My favourite little mermaid is in London’s Horniman Museum. A little under two feet long, it’s a nightmarish amalgamation of teeth, scale and hair. Once owned by the American showman PT Barnum, it looks like you might dredge it from the bath plug after an energetic plunging session.

This woebegone curio is sadly not the inspiration for Disney’s The Little Mermaid. Instead, Rob Marshall’s new film is a live-action remake of the 1989 cartoon, which starred Jodi Benson as the shell-bikinied mermaid Ariel who must find love with landlubber Prince Eric to throw off a curse and her father’s tyrannical control.

It’s the studio’s latest attempt to reimagine its stable of beloved, but troublesome, classics. These rehashes haven’t been altogether successful, ranging from the pleasant but pointless (2016’s The Jungle Book) to the pointless and childhood-scarring – Tim Burton’s dour, steampunk Dumbo being a notable example.

Happily, The Little Mermaid comfortably leaps clear of the lot. It serves as a handsome homage while persuasively making the case as its own discrete entity. This time, Ariel is played by 23-year-old singer Halle Bailey. With five Grammy nominations, she brings an unarguable emotional force to the musical numbers, filling them with blustery yearning. On screen, too, she has genuine star wattage, outshining Jonah Hauer-King’s Prince Eric.

Here, the poor chap is given even less to do than in the cartoon and, while he gamely essays a kind of hapless affability, he mostly comes across as, well, wet.
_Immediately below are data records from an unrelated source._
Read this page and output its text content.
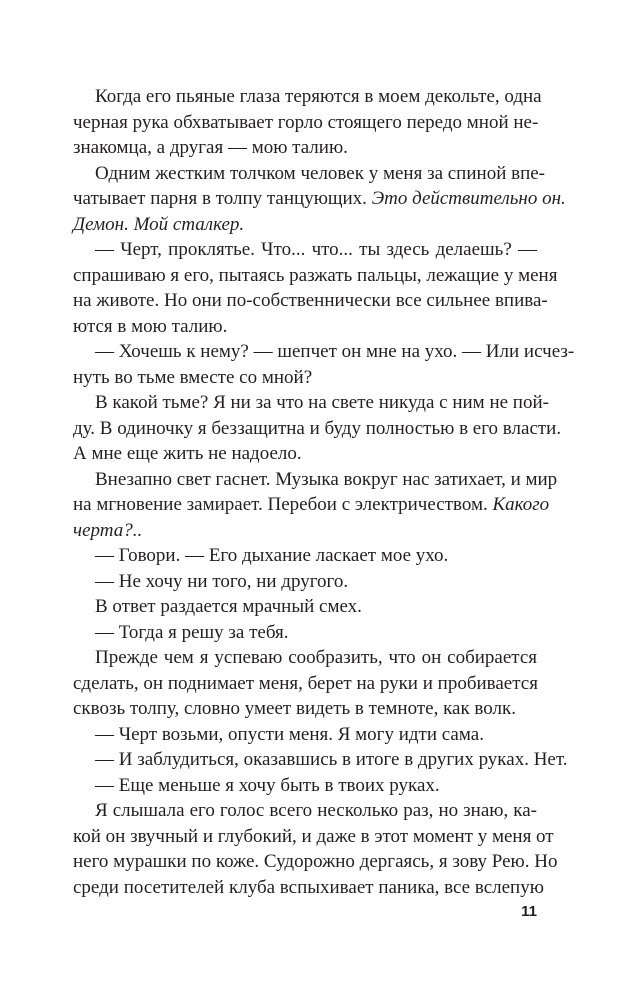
Когда его пьяные глаза теряются в моем декольте, одна
черная рука обхватывает горло стоящего передо мной не-
знакомца, а другая — мою талию.
Одним жестким толчком человек у меня за спиной впе-
чатывает парня в толпу танцующих. Это действительно он.
Демон. Мой сталкер.
— Черт, проклятье. Что... что... ты здесь делаешь? —
спрашиваю я его, пытаясь разжать пальцы, лежащие у меня
на животе. Но они по-собственнически все сильнее впива-
ются в мою талию.
— Хочешь к нему? — шепчет он мне на ухо. — Или исчез-
нуть во тьме вместе со мной?
В какой тьме? Я ни за что на свете никуда с ним не пой-
ду. В одиночку я беззащитна и буду полностью в его власти.
А мне еще жить не надоело.
Внезапно свет гаснет. Музыка вокруг нас затихает, и мир
на мгновение замирает. Перебои с электричеством. Какого
черта?..
— Говори. — Его дыхание ласкает мое ухо.
— Не хочу ни того, ни другого.
В ответ раздается мрачный смех.
— Тогда я решу за тебя.
Прежде чем я успеваю сообразить, что он собирается
сделать, он поднимает меня, берет на руки и пробивается
сквозь толпу, словно умеет видеть в темноте, как волк.
— Черт возьми, опусти меня. Я могу идти сама.
— И заблудиться, оказавшись в итоге в других руках. Нет.
— Еще меньше я хочу быть в твоих руках.
Я слышала его голос всего несколько раз, но знаю, ка-
кой он звучный и глубокий, и даже в этот момент у меня от
него мурашки по коже. Судорожно дергаясь, я зову Рею. Но
среди посетителей клуба вспыхивает паника, все вслепую
11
It’s the sort of role Hugh Grant once made his own, and I kept wishing a Grantish glint of self-awareness to redeem the foppish stammering.

In support, Daveed Diggs and Awkwafina are good value as Ariel’s bickering friends, the crab Sebastian and gannet Scuttle. And as King Triton, Javier Bardem bobs and glowers with all the gravitas you’d expect from a man who once made a pudding-bowl haircut terrifying.

The film, though, belongs to Melissa McCarthy’s Ursula. She plays the cephalopod sea witch as Cruella de Vil meets New York mobster – Tony Soprano with tentacles. Her scheming showpiece, Poor Unfortunate Souls, is a joy.

Scored by Alan Menken, who also composed for the cartoon, the music doesn’t stray too far from fan-pleasing familiarity. Yet Lin-Manuel Miranda’s presence adds a welcome rap and steel-pan funk to the otherwise decorous soundtrack. I’d have liked some of the scale he brought to the choreography in films such as In the Heights; despite almost endless CGI possibilities, The Little Mermaid’s dance sequences feel a trifle muted.

Melissa McCarthy as cephalopod sea witch Ursula, in The Little Mermaid - Disney/AP
Melissa McCarthy as cephalopod sea witch Ursula, in The Little Mermaid - Disney/AP

Prior to release, there were various news headlines. The idea of a young black actress playing a mythical sea monster generated pufferfish-like outrage in certain corners of the internet. There was also the notion that the dialogue contained a coded insult to the Royal Family.

My one issue is the film’s grafting of live-action faces onto virtual sea-creatures. While the effect is not quite as disconcerting as it was in Tom Hooper’s disastrous Cats, it is still unsettling. Yet in the end, The Little Mermaid gets itself most into hot water with its uncomfortable grafting of live-action faces onto virtual sea-creature bodies. It’s not quite the Cats-esque horrorshow early footage seemed to portend – but we are well up uncanny valley without a paddle. Bardem’s King Triton is the worst offender, his hair and beard wafting in a way no substance has ever moved underwater: he looked more human when he had suckers sprouting from his face in Pirates of the Caribbean. Perhaps there’s just something about tentacles – the sight of McCarthy’s invertebrate wall-crawling will chill for a while.

In the main, though, the fusion works well. The digital imagery gives the action sequences an enveloping splendour and prickling thrill. (In fact, it may be too scary for some young viewers: the little girl next to me crawled into her mother’s lap during Ursula’s introduction.) Married to new music and its charming lead, The Little Mermaid justifies its shiny revisioning. After years of drift, it feels as though Disney has finally stumbled onto firm ground. Truly: life is (mostly) better under the sea.